In the December issue of Vanity Fair there is a well written article about Cher and her enduring career. One of the many key points covered in the article was the discussion of Cher’s extraordinary endurance and stamina. Take, for example, her recent tour during which she made 325 “grueling” performances. That tour “is rumored to have grossed $200M.”
It’s not an easy job. You just have to make it look easy. . . it’s just a job. I’m not doing anything that’s monumental. I know what I do is kind of a tonic for people. Cher
But Cher is not just another entertainer who survives by hunting and gathering. She is also a cultivator, earning royalties on the songs that she has written. And don’t forget the more than 100 million albums of her work that have been sold.
Some of the quotes cited in the article were similar to those of the extremely wealthy people whom I have interviewed. I study the factors that underlie economic success, and Cher fits perfectly into the model. The number one factor that separates very successful people from just those in the merely successful category is creative intelligence. Cher has plenty of it; so does Steve Jobs. Both of these people had a vision; they continue to see unique opportunities and capitalize upon them. Cher is a brand that no one else has, not even Lady Gaga! I look at Cher as an owner and manager of a successful business, in essence an entrepreneur.
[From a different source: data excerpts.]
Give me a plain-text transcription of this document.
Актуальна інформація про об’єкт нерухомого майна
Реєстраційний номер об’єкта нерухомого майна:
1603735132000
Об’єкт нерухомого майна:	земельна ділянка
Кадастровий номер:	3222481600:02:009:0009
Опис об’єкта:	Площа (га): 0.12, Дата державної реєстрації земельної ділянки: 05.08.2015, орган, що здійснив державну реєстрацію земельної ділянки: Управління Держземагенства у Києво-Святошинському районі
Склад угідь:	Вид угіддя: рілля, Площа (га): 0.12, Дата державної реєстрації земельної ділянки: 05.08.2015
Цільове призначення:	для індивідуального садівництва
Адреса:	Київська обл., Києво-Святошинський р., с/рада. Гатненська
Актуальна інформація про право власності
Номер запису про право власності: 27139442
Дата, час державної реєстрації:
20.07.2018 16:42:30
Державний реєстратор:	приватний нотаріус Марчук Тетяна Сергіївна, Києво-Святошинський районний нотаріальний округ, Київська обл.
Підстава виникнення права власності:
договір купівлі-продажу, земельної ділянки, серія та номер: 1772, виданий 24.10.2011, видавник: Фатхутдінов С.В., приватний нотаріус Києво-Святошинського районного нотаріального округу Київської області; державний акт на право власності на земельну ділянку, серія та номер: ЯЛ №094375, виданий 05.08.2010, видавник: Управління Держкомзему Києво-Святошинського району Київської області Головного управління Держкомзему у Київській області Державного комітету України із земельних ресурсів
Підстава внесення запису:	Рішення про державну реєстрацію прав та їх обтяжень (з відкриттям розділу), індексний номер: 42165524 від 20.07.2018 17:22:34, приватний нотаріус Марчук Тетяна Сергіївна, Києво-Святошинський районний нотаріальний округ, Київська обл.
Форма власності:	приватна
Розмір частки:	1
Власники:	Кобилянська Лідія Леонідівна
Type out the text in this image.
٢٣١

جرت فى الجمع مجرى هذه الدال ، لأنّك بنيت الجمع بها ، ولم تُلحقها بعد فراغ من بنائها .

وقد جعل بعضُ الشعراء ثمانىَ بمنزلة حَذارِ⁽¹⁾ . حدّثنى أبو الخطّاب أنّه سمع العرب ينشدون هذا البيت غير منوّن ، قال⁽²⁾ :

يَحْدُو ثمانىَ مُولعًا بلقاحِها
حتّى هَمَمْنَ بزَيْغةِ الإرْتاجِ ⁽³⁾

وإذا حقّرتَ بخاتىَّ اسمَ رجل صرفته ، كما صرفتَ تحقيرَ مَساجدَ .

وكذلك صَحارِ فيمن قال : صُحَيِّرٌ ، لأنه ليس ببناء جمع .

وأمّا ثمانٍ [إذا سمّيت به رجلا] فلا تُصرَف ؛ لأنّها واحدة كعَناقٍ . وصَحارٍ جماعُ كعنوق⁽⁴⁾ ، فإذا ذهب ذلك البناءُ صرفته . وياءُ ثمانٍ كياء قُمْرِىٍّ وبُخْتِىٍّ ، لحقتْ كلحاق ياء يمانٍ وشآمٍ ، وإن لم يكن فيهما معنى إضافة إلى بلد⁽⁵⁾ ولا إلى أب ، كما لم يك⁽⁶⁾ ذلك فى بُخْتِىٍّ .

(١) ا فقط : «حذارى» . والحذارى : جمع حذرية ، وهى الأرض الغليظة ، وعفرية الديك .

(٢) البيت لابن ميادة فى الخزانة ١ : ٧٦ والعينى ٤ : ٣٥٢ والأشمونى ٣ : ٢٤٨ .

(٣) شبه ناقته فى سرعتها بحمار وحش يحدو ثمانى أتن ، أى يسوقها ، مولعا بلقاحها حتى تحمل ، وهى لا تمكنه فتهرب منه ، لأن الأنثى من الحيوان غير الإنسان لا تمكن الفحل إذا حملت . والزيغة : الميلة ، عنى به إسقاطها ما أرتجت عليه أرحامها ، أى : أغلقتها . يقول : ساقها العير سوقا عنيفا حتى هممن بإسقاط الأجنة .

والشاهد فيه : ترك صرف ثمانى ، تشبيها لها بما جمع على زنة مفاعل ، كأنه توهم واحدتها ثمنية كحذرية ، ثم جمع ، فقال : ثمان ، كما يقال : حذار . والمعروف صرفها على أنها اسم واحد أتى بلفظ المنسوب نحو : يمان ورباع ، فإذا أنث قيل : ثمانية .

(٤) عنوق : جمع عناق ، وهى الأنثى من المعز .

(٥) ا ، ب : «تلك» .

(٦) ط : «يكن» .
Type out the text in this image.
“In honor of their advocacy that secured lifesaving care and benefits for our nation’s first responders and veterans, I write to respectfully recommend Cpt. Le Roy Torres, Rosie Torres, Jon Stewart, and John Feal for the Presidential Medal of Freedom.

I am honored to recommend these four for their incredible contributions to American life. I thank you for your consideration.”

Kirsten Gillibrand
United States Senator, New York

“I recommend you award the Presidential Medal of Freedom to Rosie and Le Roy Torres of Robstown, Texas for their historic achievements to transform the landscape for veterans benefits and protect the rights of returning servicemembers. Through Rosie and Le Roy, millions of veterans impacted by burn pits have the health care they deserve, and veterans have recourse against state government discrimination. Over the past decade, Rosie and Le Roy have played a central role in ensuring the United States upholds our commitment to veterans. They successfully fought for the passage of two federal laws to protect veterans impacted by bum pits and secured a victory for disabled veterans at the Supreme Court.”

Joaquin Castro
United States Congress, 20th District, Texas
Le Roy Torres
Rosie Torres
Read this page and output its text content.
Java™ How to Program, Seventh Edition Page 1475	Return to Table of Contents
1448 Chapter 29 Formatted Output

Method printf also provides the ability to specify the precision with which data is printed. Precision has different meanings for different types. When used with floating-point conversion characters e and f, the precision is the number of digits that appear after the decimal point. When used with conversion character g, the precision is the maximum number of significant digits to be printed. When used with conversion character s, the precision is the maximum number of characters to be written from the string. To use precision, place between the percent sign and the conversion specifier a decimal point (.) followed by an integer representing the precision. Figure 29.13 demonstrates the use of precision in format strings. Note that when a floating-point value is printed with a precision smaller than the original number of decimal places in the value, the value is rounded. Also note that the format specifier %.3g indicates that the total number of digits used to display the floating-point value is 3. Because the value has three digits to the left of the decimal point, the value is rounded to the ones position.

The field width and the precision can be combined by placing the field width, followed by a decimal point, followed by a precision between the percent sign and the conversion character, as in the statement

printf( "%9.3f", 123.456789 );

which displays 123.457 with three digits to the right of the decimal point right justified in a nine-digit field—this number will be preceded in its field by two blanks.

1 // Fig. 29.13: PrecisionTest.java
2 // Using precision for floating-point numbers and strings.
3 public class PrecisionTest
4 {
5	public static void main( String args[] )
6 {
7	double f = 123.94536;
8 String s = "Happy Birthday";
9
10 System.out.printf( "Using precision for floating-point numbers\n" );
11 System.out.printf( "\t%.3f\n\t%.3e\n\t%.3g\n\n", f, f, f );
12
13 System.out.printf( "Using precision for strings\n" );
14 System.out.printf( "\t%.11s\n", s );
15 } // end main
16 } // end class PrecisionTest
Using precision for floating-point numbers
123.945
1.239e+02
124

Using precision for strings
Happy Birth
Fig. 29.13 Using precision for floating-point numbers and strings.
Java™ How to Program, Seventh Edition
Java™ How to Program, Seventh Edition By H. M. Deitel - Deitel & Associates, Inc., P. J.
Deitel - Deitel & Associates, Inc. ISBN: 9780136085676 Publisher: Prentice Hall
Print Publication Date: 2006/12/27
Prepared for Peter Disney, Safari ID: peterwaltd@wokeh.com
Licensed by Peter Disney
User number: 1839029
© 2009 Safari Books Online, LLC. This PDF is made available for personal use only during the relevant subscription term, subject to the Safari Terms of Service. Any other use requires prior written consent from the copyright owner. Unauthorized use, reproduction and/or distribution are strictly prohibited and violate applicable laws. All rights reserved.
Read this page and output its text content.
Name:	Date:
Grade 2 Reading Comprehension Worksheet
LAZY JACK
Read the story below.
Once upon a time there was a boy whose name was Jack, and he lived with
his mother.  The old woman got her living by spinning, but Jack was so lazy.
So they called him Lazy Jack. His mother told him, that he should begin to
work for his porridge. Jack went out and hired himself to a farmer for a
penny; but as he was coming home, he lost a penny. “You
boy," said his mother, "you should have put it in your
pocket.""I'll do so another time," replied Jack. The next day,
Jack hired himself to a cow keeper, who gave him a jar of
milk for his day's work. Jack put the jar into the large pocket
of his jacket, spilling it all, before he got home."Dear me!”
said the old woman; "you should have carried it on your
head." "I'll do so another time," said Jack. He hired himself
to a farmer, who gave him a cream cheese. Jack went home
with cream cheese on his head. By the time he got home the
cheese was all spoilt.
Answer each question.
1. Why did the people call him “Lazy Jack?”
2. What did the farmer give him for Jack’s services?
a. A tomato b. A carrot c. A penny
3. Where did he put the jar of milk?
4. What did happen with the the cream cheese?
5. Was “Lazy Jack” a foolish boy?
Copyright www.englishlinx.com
The second success factor is the “fire in the belly” dimension. And both Cher and Jobs have a lot of it. A few components of this dimension include an “almost uncontrollable desire to succeed,” an extraordinary competitive spirit, unbounding energy, tenacity and hard work, and a nearly pathological need to be well respected. For example, to this day one thing continues to annoy Cher:
Sonny and I still are not in the Rock and Roll Hall of Fame, and it just seems kind of rude.
Analytic intellect as measured by IQ tests and surrogate SATs, etc. is independent of both the creative intelligence and “fire in the belly” factors. I’m sure that Steve Jobs has very high analytic intellect. However, most very successful people do not. They have the creative intelligence and the “fire in the belly” factors.
Our educational system caters to the so-called “analytically gifted.” But shouldn’t it also recognize the importance of creativity coupled with “the almost uncontrollable desire to suceed” in order to produce exceptional talent and leaders for the future?